Millennial Money ‐ Changing Your Perspective & Tips for Success in Personal Financial Management

Millennial Money ‐ Changing Your Perspective & Tips for Success in Personal Financial Management

July 23, 2017 | Symphona

Millennials are often coined as being wasteful with their money, spending it on the ‘here and now’
rather than budgeting, saving, and planning for retirement and unexpected financial burdens. While
many do not fall under this stereotype, those who do are often times the products of being
under-educated in financial management.

Dave Ramsey, author of Total Money Makeover, advises to “tell your money what to do, instead of
wondering where it went… Be proactive with your money – do a budget, get rid of debt, and save.” That
recommendation is one that should be taken to heart for all generations. Having a plan for your
earnings replaces the questions of where, how, and when with feelings of confidence, control, and
freedom.

Here are several tips for creating a successful personal financial plan:

  1. Build a budget
    ‐ Keep it simple and convenient! There are many apps available on the Android and iOS
    markets that help you customize a budget based on your financial needs and identify
    variances from actual amounts spent.
    ‐ Select a time period in relation to the frequency of your income and bills. If you are paid
    twice a month, and most of your bills are due once a month, create your budget based on a monthly interval.
    ‐ List all constant, necessary expenses (utilities, insurance, telephone, loan payments, etc.)
    and track those based on the monthly due dates.
    ‐ Calculate your residual income – what is left over for saving, investing, and spending?
    ‐ Do not deviate from the budget just for convenience. Budgets are meant to be flexible, but
    not changed frequently. If you alter your spending each month based on your
    circumstances, the benefit of having a budget is not reaching its full potential.
  2. Save & Invest
    ‐ Treat your savings and investment plan as a “bill”. When you give yourself the option to
    change how much you want to save/invest from paycheck to paycheck, the likelihood of
    setting aside a substantial amount is minimal. When you choose to treat savings as a
    ‘necessary expenditure’, there is greater opportunity for you to accumulate a growing
    reserve at a more rapid pace.
    ‐ Have part of your paycheck direct deposited into your savings or investment account
    (suggested amount for millennials is 10‐20%). This will create an “out of sight, out of mind” mentality which will lessen the temptation to use that money in other places.
    ‐ Reduce emergent financial stress by having a separate savings account with enough funds to cover 3 – 6 months of expenses.
    ‐ Think long term and create goals! What do you want to accomplish with your money in the next 5 – 10 – 25 years? By requiring yourself to save, you are allowing yourself to be able to afford a large down‐payment on a house/car, take a long vacation, build up retirement funds, etc.
  3. Evaluate residual income spending habits
    ‐ After you’ve accounted for your fixed financial costs, you will know what is left for
    discretionary spending (morning coffee, a new pair of shoes, a weekend getaway, etc.)
    ‐ Depending on the amount of debt you have and the associated interest rates, it may be wise to make additional principal payments on loans and credit cards.
    ‐ If you are not able to save between 10‐20% of your take home income each month, consider the following:
     Exchange 2 nights out per month with 2 nights in per month
     Confirm you are paying bills on time – most companies charge late fees when payments are not received by the due date. Late charges result in wasted money!!
     Use your budget as a monetary calendar to ensure you are not charged any overdraft
    fees (again, wasted money!!)
     Identify any expenses that could be eliminated (say a Netflix or SiriusXM subscription) In essence, by eliminating an unnecessary expenditure you are giving yourself an internal raise!

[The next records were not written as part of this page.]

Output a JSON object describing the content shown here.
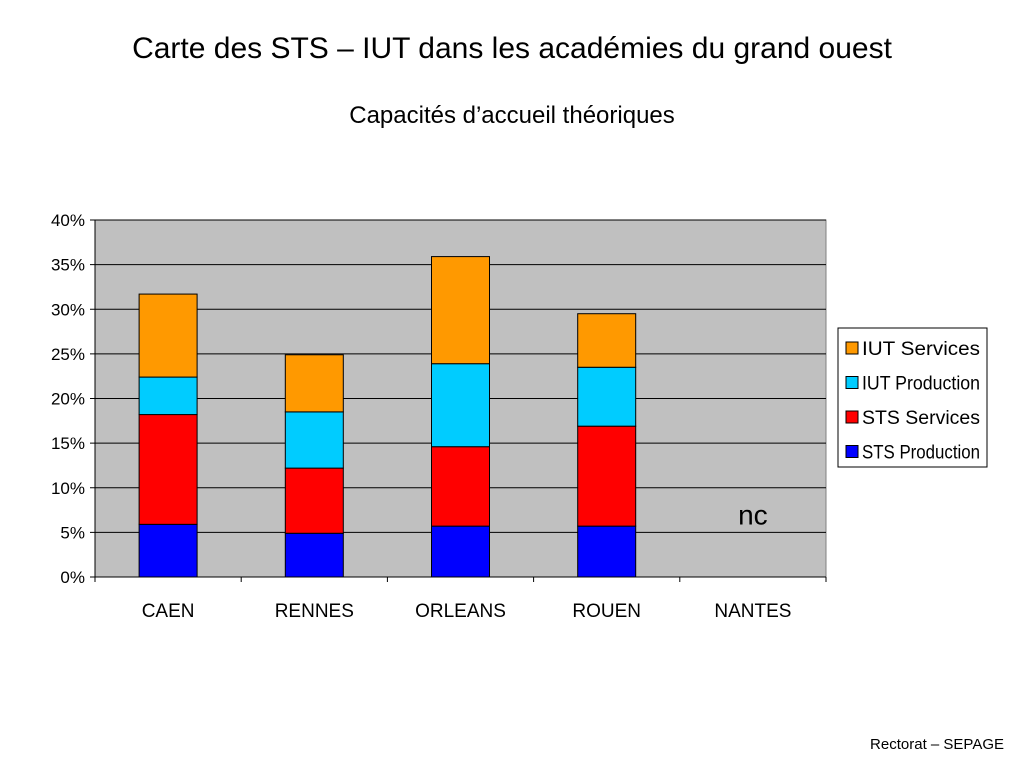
{
  "slide": {
    "title": "Carte des STS – IUT dans les académies du grand ouest",
    "subtitle": "Capacités d’accueil théoriques",
    "footer": "Rectorat  – SEPAGE"
  },
  "chart_data": {
    "type": "bar",
    "stacked": true,
    "categories": [
      "CAEN",
      "RENNES",
      "ORLEANS",
      "ROUEN",
      "NANTES"
    ],
    "series": [
      {
        "name": "STS Production",
        "color": "#0000ff",
        "values": [
          5.9,
          4.9,
          5.7,
          5.7,
          null
        ]
      },
      {
        "name": "STS Services",
        "color": "#ff0000",
        "values": [
          12.3,
          7.3,
          8.9,
          11.2,
          null
        ]
      },
      {
        "name": "IUT Production",
        "color": "#00ccff",
        "values": [
          4.2,
          6.3,
          9.3,
          6.6,
          null
        ]
      },
      {
        "name": "IUT Services",
        "color": "#ff9900",
        "values": [
          9.3,
          6.4,
          12.0,
          6.0,
          null
        ]
      }
    ],
    "ylim": [
      0,
      40
    ],
    "yticks": [
      "0%",
      "5%",
      "10%",
      "15%",
      "20%",
      "25%",
      "30%",
      "35%",
      "40%"
    ],
    "grid": true,
    "plot_background": "#c0c0c0",
    "legend_position": "right",
    "annotations": [
      {
        "category": "NANTES",
        "text": "nc"
      }
    ]
  }
}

Financial plans – your budget, savings, and spending habits – will differ from person to person, and also
vary in different stages of life. The priorities of how you save and spend will change dramatically from
the time you receive your first real paycheck to when you buy a house or have children. It is extremely
important to make budgeting and saving a lifestyle choice in the early years. At first, it may be hard to
change your spending perspective and easy to postpone saving until later. Remember: Short term
sacrifices yield BIG rewards in the long run.